Showing posts with label Joe Crede. Show all posts
Showing posts with label Joe Crede. Show all posts

Monday, January 29, 2024

SoxFest to return in 2025

Get your pitchforks and torches ready, White Sox fans!

SoxFest will return Jan. 24-25, 2025, according to a news release from the team. Sure, the event is almost a full year away, but this will be the first time since 2020 that fans will get to meet with and question team brass.

In the four years since, the team has been making excuses for not holding SoxFest. They've hidden behind the COVID-19 pandemic, even in 2022 when the overwhelming majority of the American public no longer cared about the virus. 

In 2023, they canceled SoxFest, citing "multiple factors," without elaborating on what those factors were. This year? They didn't even bother to make announcement.

One can only assume the Sox weren't eager to face their fans after a 61-101 season in 2023. Early predictions for 2024 are calling for a similar season -- the current Las Vegas over/under for the Sox win total is 63.5.

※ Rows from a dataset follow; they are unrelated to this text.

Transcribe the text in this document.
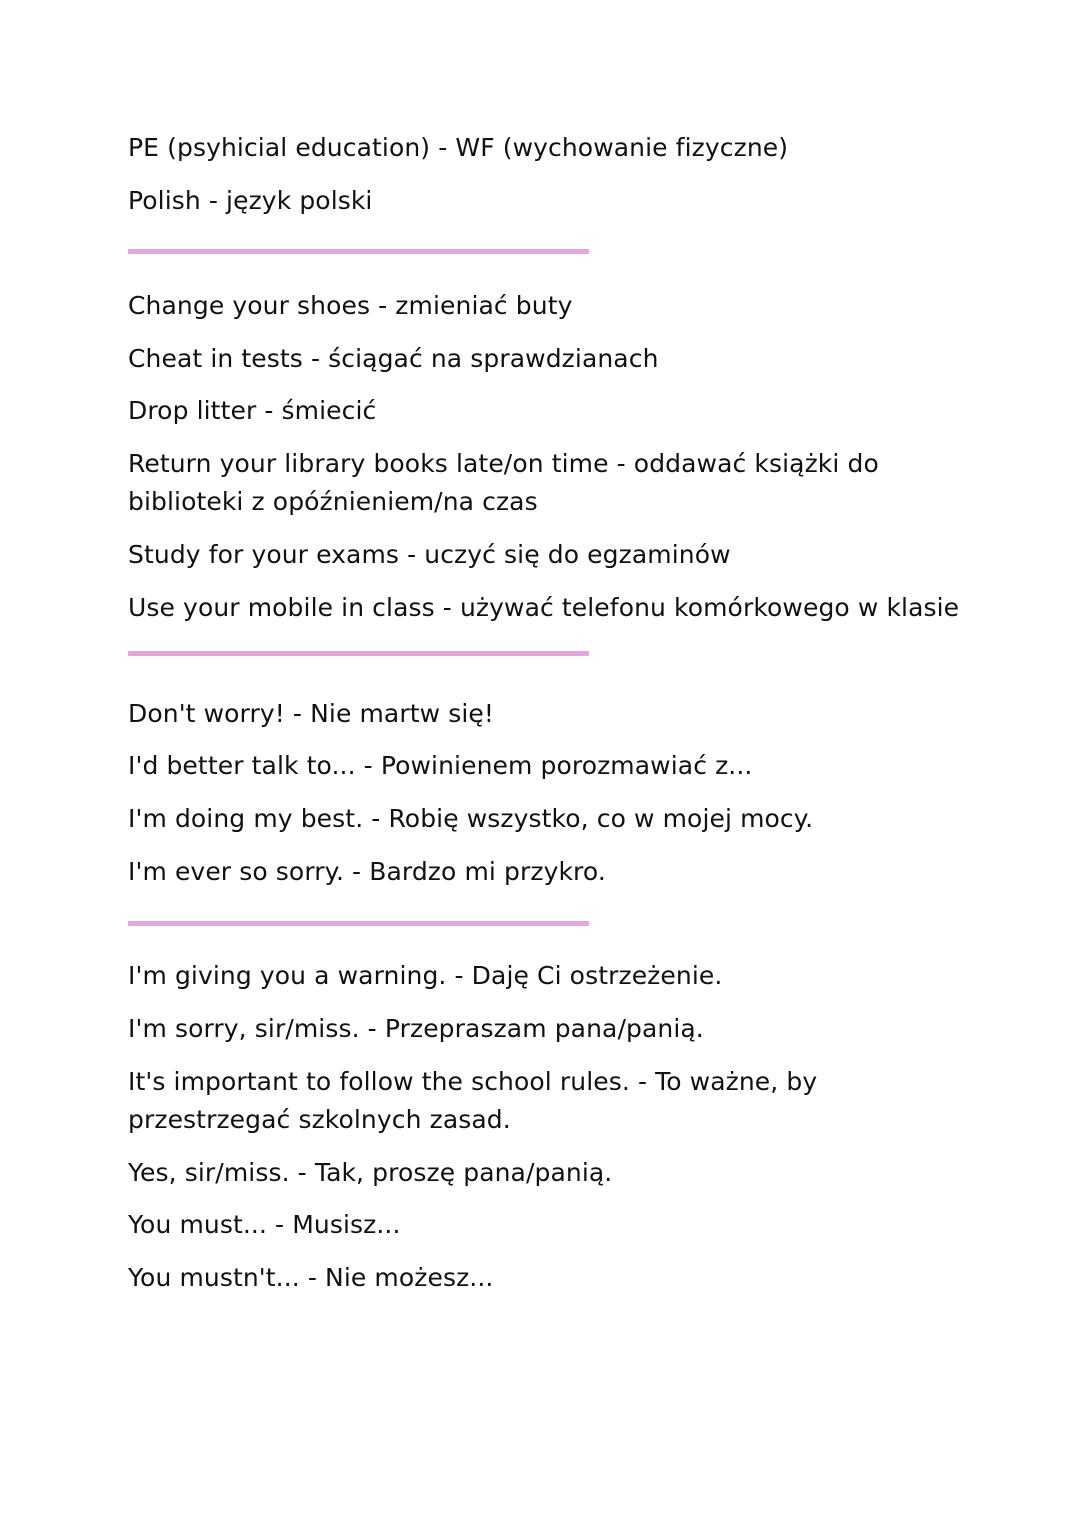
PE (psyhicial education) - WF (wychowanie fizyczne)
Polish - język polski
Change your shoes - zmieniać buty
Cheat in tests - ściągać na sprawdzianach
Drop litter - śmiecić
Return your library books late/on time - oddawać książki do biblioteki z opóźnieniem/na czas
Study for your exams - uczyć się do egzaminów
Use your mobile in class - używać telefonu komórkowego w klasie
Don't worry! - Nie martw się!
I'd better talk to... - Powinienem porozmawiać z...
I'm doing my best. - Robię wszystko, co w mojej mocy.
I'm ever so sorry. - Bardzo mi przykro.
I'm giving you a warning. - Daję Ci ostrzeżenie.
I'm sorry, sir/miss. - Przepraszam pana/panią.
It's important to follow the school rules. - To ważne, by przestrzegać szkolnych zasad.
Yes, sir/miss. - Tak, proszę pana/panią.
You must... - Musisz...
You mustn't... - Nie możesz...
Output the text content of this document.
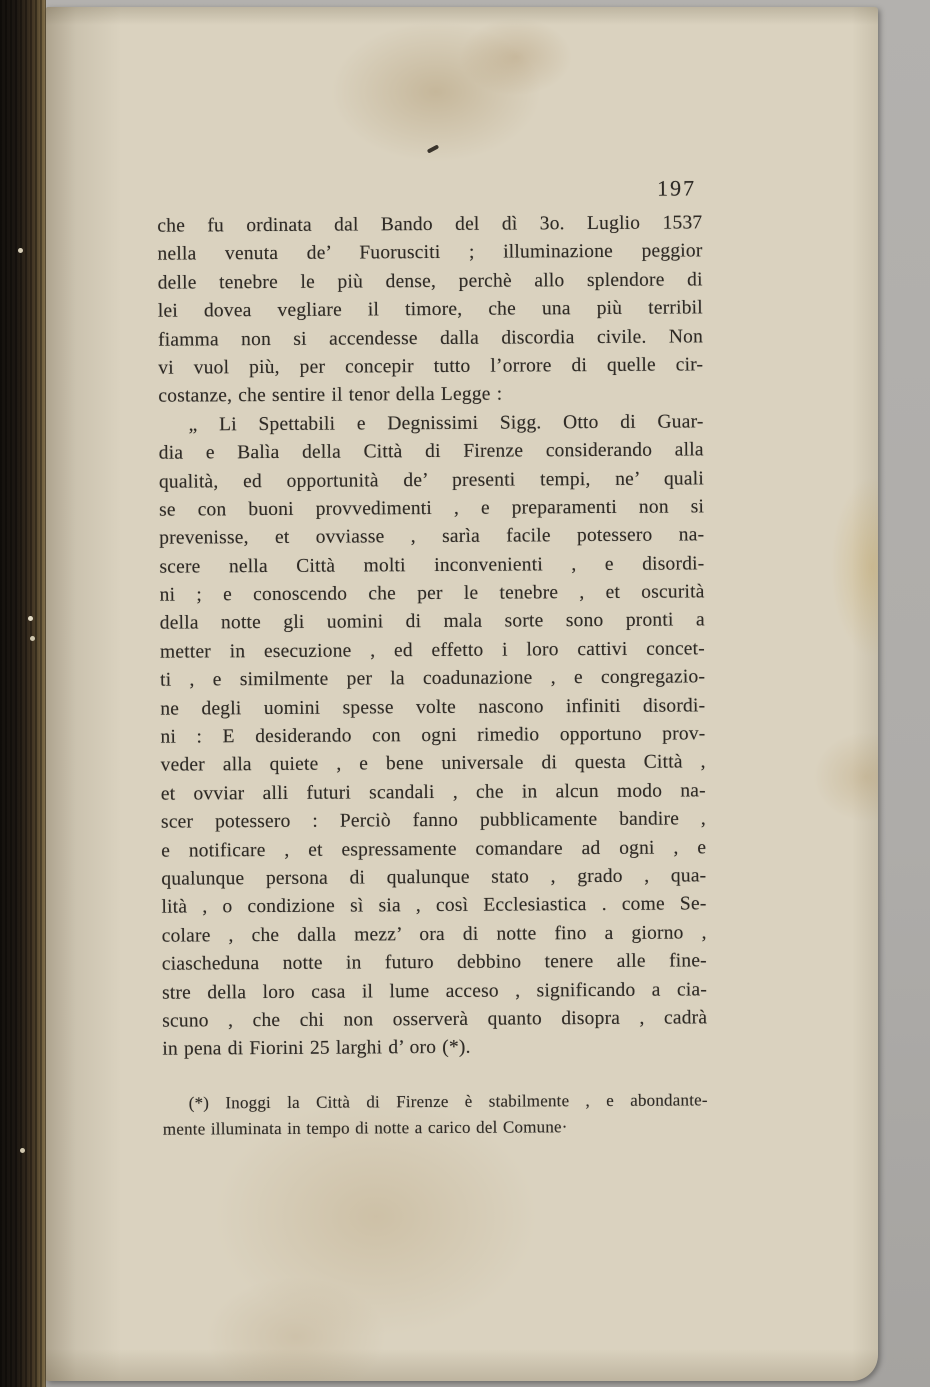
197
che fu ordinata dal Bando del dì 3o. Luglio 1537
nella venuta de’ Fuorusciti ; illuminazione peggior
delle tenebre le più dense, perchè allo splendore di
lei dovea vegliare il timore, che una più terribil
fiamma non si accendesse dalla discordia civile. Non
vi vuol più, per concepir tutto l’orrore di quelle cir-
costanze, che sentire il tenor della Legge :
„ Li Spettabili e Degnissimi Sigg. Otto di Guar-
dia e Balìa della Città di Firenze considerando alla
qualità, ed opportunità de’ presenti tempi, ne’ quali
se con buoni provvedimenti , e preparamenti non si
prevenisse, et ovviasse , sarìa facile potessero na-
scere nella Città molti inconvenienti , e disordi-
ni ; e conoscendo che per le tenebre , et oscurità
della notte gli uomini di mala sorte sono pronti a
metter in esecuzione , ed effetto i loro cattivi concet-
ti , e similmente per la coadunazione , e congregazio-
ne degli uomini spesse volte nascono infiniti disordi-
ni : E desiderando con ogni rimedio opportuno prov-
veder alla quiete , e bene universale di questa Città ,
et ovviar alli futuri scandali , che in alcun modo na-
scer potessero : Perciò fanno pubblicamente bandire ,
e notificare , et espressamente comandare ad ogni , e
qualunque persona di qualunque stato , grado , qua-
lità , o condizione sì sia , così Ecclesiastica . come Se-
colare , che dalla mezz’ ora di notte fino a giorno ,
ciascheduna notte in futuro debbino tenere alle fine-
stre della loro casa il lume acceso , significando a cia-
scuno , che chi non osserverà quanto disopra , cadrà
in pena di Fiorini 25 larghi d’ oro (*).
(*) Inoggi la Città di Firenze è stabilmente , e abondante-
mente illuminata in tempo di notte a carico del Comune·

So why would the team pick now to bring back this event? Well, for starters, 2025 is the 20th anniversary of the 2005 World Series championship team. It is also the 125th anniversary of the franchise.

The venue, activities and guests for SoxFest will be announced at a (likely much) later time, but expect to see a lot of the 2005 heroes at this event. I won't be surprised if Paul Konerko, Mark Buehrle, Jose Contreras, Jermaine Dye, A.J. Pierzynski, Joe Crede, Aaron Rowand, Bobby Jenks and the rest of the gang are brought back to keep the booing to a minimum.

Less cynically and more optimistically, the Sox have a lot of money coming off the books after the 2024 season. Perhaps next offseason, they might actually make some moves to reshape the roster and give fans hope for the 2025 season. Right now, hope is in short supply for 2024.

Either way, the move to bring back SoxFest is long overdue. Congratulations, team, on finally doing something right.

Monday, April 18, 2016

April 18: the nine-year anniversary of Mark Buehrle's no-hitter vs. Texas

Mark Buehrle
I've long since lost count of how many baseball games I've attended in my lifetime. It's well up into the hundreds, I'm sure.

But the only no-hitter I've ever seen in person occurred nine years ago today, on April 18, 2007, when Mark Buehrle beat the Texas Rangers, 6-0, at U.S. Cellular Field.

I have my ticket stub and newspaper accounts from the game framed on my wall. I could live another 40 years and maybe not see another no-hitter in person, so that night in 2007 remains one of my most cherished baseball memories.

That game was a unique one in baseball history. It still is the only game ever to feature a multi-homer game, a grand slam and a no-hitter. Think of all the games that have been played over a century-plus in Major League Baseball. What I witnessed that night has happened just once -- Jim Thome hit two home runs, Jermaine Dye hit a grand slam, and Buehrle tossed a no-hitter, all in the same game.

I was very, very close to seeing a perfect gamet. Buehrle faced the minimum 27 hitters. The only blemish came with one out in the fifth inning when he walked the washed-up Sammy Sosa, then promptly picked him off.

Sosa was 38 years old at the time, in his last season in the big leagues. He was not a fast runner in the latter stages of his career. I don't know where he thought he was going. In any case, it was a funny moment because, well, Sox fans hate Sosa. He was a bum when he was with the Sox, then made his name with the Cubs (with the help of chemical enhancements), and it was always somewhat infuriating that he was wrongfully considered a better player than Frank Thomas in the city of Chicago. Time has proven that to be false, but it was great to see Buehrle embarrass the perpetually overrated Sosa with the pickoff.

The other image in my mind from that night was the final out -- a weak tapper up the third-base line by Texas catcher Gerald Laird. You heard a groan come up from the crowd as the ball left the bat; it definitely crossed my mind that the ball would die on the grass for an infield single -- it was that weakly struck. But fortunately, Sox third baseman Joe Crede still was in his pre-injury defensive prime at the time, and Laird was a slow runner.

Crede made the play easily, making it an historic and unforgettable night on the South Side of Chicago.